Methods: A systematic search was conducted in PubMed, Scopus, ScienceDirect, and Google Scholar up to July 2025, with no publication date restrictions, following PRISMA guidelines. Studies evaluating xPRP on wound healing outcomes in in vivo, in vitro, or ex vivo models were included. Two independent reviewers performed study selection, data extraction, and risk of bias assessment using the SYRCLE tool for animal studies and a modified QUIN tool for in vitro studies. Data were synthesized narratively due to heterogeneity.
Results: Eleven studies met the inclusion criteria, comprising ten animal and three in vitro investigations (two studies reported both components). Evidence from porcine, bovine, and deer xPRP sources consistently demonstrated significant improvements in wound closure rates, re-epithelialization, angiogenesis, and collagen deposition compared to saline controls. Porcine xPRP, for instance, accelerated wound closure by up to 45% over controls in diabetic rodent models. However, when compared to autologous PRP, xPRP generally showed slightly inferior, though still positive, outcomes. Immunogenic responses were minimal and localized, with no systemic adverse events reported. Risk of bias assessment revealed that while most studies had clear objectives, many were at high risk of bias due to a lack of randomization, allocation concealment, and blinded outcome assessment.
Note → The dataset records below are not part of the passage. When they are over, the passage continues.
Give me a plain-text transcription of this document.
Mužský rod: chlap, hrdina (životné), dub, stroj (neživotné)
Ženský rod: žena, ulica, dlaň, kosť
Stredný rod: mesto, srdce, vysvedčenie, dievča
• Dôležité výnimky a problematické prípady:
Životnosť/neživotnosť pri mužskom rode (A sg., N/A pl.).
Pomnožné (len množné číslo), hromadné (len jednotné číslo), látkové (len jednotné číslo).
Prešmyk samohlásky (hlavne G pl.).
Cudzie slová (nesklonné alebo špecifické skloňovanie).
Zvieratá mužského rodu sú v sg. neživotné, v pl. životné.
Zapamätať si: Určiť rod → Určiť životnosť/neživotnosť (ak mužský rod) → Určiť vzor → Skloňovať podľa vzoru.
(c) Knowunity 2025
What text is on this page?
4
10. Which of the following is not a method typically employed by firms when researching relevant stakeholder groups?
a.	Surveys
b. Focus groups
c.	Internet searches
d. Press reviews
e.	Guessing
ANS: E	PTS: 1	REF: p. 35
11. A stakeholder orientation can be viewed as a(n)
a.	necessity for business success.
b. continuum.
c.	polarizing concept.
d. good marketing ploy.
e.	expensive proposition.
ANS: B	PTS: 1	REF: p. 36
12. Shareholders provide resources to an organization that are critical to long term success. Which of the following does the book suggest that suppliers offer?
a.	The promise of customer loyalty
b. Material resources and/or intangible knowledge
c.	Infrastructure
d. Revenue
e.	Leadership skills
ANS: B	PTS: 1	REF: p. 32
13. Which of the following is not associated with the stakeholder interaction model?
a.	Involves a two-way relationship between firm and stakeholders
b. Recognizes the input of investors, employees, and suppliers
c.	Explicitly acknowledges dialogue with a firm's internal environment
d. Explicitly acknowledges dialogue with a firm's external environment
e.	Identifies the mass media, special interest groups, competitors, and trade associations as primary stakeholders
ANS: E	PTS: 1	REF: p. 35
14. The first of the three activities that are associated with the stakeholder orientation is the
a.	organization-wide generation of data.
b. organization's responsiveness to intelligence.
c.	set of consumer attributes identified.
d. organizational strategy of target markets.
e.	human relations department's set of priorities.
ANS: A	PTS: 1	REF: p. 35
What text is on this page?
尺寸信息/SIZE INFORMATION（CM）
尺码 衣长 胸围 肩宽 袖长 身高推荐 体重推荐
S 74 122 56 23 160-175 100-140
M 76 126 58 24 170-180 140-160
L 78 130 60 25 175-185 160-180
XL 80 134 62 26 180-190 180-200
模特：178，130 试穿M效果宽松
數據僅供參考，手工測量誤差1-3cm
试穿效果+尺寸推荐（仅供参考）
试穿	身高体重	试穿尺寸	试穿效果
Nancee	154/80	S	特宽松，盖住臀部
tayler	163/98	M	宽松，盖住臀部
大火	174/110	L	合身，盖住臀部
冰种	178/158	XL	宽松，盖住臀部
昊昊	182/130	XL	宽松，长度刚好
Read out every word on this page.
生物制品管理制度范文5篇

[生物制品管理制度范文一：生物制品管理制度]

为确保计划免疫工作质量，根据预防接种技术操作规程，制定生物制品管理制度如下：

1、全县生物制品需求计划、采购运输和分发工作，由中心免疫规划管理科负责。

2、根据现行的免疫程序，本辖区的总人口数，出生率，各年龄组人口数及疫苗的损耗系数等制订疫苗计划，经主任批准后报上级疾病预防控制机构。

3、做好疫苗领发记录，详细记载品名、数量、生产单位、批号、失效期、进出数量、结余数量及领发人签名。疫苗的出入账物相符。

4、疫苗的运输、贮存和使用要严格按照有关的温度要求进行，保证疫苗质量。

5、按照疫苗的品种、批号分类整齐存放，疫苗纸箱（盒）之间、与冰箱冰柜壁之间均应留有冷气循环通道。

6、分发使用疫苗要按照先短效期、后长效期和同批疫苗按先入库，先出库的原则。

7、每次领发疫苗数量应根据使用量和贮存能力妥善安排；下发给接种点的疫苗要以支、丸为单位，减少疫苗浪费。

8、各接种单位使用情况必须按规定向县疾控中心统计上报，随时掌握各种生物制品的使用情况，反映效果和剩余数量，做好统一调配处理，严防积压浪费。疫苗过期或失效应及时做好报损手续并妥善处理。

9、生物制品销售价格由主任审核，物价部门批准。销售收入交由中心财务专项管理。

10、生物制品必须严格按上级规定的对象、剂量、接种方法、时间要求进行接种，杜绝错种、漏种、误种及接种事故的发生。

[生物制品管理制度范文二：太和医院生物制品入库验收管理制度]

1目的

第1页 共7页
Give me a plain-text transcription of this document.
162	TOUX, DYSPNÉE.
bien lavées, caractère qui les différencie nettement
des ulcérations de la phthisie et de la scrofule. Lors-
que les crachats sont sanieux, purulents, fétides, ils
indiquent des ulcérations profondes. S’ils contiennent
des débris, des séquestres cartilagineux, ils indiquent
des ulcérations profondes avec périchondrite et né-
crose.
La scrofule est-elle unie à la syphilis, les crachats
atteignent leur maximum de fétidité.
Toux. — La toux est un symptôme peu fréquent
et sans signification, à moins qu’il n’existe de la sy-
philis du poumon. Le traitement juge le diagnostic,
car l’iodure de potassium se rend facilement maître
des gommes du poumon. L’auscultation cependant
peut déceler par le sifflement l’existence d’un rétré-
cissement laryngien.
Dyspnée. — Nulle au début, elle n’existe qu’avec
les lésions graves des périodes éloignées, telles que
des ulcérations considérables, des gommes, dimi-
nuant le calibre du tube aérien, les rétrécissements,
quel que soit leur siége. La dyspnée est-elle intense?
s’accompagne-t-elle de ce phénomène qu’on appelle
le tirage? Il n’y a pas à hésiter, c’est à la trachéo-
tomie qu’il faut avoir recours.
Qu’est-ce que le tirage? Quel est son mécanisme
Conclusion: Xenogenic PRP demonstrates considerable promise as a bioactive therapeutic for wound healing, promoting key regenerative processes with a reassuring preliminary safety profile. However, the current evidence base is limited by methodological inconsistencies and a high risk of bias. Future research must prioritize standardized preparation protocols and methodologically rigorous, large-animal and human clinical trials to validate its translational potential.